Female Genital Mutilation—The Numbers Keep Rising

Women in Indonesia holding their daughters after genital-cutting procedures in 2013. New numbers from Indonesia contributed to the U.N.’s new estimate of how many people have undergone female genital mutilation.Photograph by ADEK BERRY / AFP / Getty

The United Nations disclosed a stunning figure this month: The number of females whose genitals have been scraped, pricked, or sliced off their young bodies has been underestimated—by seventy million. A new trove of data—the first survey from Indonesia, the world’s fourth most populous country, plus population growth in other countries where the practice continues, often despite being outlawed—led to the revision. Nearly half of all Indonesian females under the age of twelve have undergone female genital mutilation or cutting, as it’s formally known. The new numbers bump up the worldwide total to at least two hundred million women and girls, alive today, who have undergone genital mutilation—some just a few weeks after birth, the vast majority before the age of ten.

Yet those numbers are still nowhere near the real total. The hardest part of tracking the practice is getting countries to probe and then disclose sensitive data, Claudia Cappa, the lead author of a new UNICEF report, told me. “We still don’t have robust national figures that can give us a sense of the scope,” she said.

The new data from Indonesia and anecdotal information from other countries—including Malaysia, India, the United Arab Emirates, and Oman—produced a second discovery. “The geographic center is now shifting,” Cappa said. “It’s not just concentrated in Africa, as was long believed. There’s now recognition that the practice is global.”

More than half a million females in the United States have either undergone F.G.M./C. or are at serious risk; that’s double or triple earlier estimates, according to an analysis by the Population Research Bureau and the Centers for Disease Control and Prevention. The majority of at-risk females live in eight states: California, New York, Minnesota, Texas, Maryland, Virginia, New Jersey, and Washington. More than sixty-five thousand live in the metropolitan area of New York City and Newark, according to a 2013 study. Most girls who have suffered genital mutilation—which affects sex, childbirth, and mental and physical health—are from immigrant families, the C.D.C. reported.

President Obama urged action on Friday. “Some people say that F.G.M./C. is a rite of passage—something families do to help prepare girls for adulthood or marriage,” he said in a White House statement. “Just because this is a tradition in some places does not make it right. This practice is harmful, and therefore wrong wherever it occurs.”

The United States outlawed genital cutting in 1996, and in 2013 it criminalized the transport of girls under the age of eighteen out of the country for the purpose of genital removal—a practice known as “vacation cutting,” because it is often undertaken during school breaks.

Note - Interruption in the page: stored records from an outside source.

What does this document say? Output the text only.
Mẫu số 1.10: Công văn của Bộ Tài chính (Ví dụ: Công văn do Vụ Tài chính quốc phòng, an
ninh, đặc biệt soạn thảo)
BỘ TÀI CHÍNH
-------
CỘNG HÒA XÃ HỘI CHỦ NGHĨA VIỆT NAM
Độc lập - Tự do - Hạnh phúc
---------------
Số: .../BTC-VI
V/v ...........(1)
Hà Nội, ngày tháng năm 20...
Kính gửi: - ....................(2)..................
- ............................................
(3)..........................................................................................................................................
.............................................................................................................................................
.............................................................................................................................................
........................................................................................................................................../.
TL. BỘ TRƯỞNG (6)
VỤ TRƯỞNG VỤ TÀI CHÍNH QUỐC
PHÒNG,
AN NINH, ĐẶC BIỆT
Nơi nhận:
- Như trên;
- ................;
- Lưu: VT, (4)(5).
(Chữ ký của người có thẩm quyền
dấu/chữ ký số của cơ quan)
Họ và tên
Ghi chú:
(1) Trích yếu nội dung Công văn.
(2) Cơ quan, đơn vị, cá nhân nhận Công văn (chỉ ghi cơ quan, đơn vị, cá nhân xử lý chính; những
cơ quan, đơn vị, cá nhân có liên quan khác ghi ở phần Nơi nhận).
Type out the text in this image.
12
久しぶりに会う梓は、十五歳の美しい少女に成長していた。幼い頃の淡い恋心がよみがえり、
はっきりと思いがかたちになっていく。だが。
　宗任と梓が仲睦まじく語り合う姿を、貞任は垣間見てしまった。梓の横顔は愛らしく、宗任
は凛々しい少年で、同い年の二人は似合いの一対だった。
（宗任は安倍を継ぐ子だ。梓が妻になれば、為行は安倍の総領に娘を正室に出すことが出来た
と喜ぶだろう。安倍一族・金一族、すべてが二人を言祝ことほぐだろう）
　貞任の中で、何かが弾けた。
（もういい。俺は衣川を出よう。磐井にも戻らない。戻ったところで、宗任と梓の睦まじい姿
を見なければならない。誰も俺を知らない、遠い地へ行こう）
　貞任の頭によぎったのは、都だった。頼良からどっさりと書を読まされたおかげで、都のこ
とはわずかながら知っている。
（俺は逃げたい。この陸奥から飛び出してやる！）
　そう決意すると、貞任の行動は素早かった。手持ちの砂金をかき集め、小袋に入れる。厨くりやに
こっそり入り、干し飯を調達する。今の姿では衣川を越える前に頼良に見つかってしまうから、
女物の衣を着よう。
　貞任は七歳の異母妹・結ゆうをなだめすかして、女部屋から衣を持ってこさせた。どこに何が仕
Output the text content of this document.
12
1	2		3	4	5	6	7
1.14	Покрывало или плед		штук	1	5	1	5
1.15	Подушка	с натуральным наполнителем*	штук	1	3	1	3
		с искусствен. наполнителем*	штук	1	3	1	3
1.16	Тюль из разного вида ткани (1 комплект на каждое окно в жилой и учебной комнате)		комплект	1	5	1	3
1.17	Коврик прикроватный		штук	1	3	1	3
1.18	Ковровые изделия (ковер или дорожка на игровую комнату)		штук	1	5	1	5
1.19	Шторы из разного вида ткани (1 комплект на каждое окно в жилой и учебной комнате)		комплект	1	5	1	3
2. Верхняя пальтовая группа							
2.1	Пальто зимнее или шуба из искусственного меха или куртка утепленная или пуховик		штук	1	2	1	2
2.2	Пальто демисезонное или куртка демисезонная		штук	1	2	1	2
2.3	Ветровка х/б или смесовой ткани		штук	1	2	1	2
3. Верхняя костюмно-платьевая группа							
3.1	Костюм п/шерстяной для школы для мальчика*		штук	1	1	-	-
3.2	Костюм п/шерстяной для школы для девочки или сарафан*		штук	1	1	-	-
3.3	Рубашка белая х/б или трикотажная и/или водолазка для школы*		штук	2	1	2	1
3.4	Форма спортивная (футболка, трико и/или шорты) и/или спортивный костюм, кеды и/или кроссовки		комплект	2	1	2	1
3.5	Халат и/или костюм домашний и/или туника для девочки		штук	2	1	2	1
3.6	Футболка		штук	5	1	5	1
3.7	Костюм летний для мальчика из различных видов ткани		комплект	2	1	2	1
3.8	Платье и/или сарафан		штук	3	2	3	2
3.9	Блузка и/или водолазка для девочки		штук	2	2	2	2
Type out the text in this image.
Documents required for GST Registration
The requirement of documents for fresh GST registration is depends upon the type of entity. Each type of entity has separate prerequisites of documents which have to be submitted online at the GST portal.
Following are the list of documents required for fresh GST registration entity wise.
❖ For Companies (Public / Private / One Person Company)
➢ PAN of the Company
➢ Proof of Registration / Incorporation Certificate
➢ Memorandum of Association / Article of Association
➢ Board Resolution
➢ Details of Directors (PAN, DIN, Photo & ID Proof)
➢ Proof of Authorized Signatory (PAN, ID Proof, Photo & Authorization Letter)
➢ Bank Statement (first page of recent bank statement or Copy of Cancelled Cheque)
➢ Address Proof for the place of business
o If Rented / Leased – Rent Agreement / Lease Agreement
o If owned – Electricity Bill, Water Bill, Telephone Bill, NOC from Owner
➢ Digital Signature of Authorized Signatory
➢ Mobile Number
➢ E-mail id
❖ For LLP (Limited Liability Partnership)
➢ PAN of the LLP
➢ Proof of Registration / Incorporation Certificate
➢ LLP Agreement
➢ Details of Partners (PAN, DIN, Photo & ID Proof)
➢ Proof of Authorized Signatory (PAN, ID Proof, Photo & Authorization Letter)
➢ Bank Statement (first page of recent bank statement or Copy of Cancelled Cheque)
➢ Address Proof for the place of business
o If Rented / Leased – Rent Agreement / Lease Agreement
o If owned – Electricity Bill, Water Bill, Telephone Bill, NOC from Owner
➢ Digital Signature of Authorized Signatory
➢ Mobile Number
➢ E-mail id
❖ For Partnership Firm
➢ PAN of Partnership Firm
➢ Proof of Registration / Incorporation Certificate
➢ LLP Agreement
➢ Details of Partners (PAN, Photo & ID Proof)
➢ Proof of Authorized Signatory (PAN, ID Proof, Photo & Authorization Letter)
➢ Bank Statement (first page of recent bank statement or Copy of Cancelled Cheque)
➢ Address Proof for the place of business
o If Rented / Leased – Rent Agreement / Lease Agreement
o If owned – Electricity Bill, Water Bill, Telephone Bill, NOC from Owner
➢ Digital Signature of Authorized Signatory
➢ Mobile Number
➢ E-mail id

The government has financed prevention programs, both at home and abroad. In recent years, two dozen states have passed legislation—New York did so just last November—mandating education and outreach programs or increasing penalties for those who facilitate cutting.

Female genital mutilation, which dates back to antiquity, takes many forms. In 1997, the United Nations described it as “all procedures involving partial or total removal of the external female genitalia or other injury to the female genital organs whether for cultural, religious, or other non-therapeutic reasons.” It has only recently gained a place on the global agenda. In 2012, the U.N. General Assembly passed a non-binding resolution condemning the practice and appealing for governments to do more to stop it. It is now classified as an “irreversible human-rights violation,” Cappa said. She added, “Females live with the consequences for the rest of their lives.” Last year, the U.N. outlined new global development goals, which include eliminating child marriage and genital cutting by 2030.

UNICEF has tracked the data on F.G.M./C. in thirty countries. Three—Egypt, Ethiopia, and Indonesia—account for about a hundred million girls and women who have undergone mutilation, about half the global total. Somalia has the highest per-capita percentage; ninety-eight per cent of females there have been circumcised. In Sudan, Eritrea, Mali, Sierra Leone, Djibouti, and Guinea, more than eighty per cent of females between the ages of fifteen and forty-nine have been mutilated. In Egypt, UNICEF notes, sixty-five per cent of the mutilations are performed at home, using a blade or a razor; twenty-five per cent are performed without anesthetic.

UNICEF does report a modicum of good news. In some countries, the percentage of circumcised females has declined in the past thirty years. In Egypt, in the mid-eighties, ninety-seven per cent of females between the ages of fifteen and nineteen had been circumcised. The figure is now seventy per cent. In Kenya, the practice is down thirty per cent. But there’s a caveat. “Current progress is insufficient to keep up with increasing population growth,” UNICEF predicts. “If current trends continue the number of girls and women subjected to FMG will increase significantly over the next fifteen years.”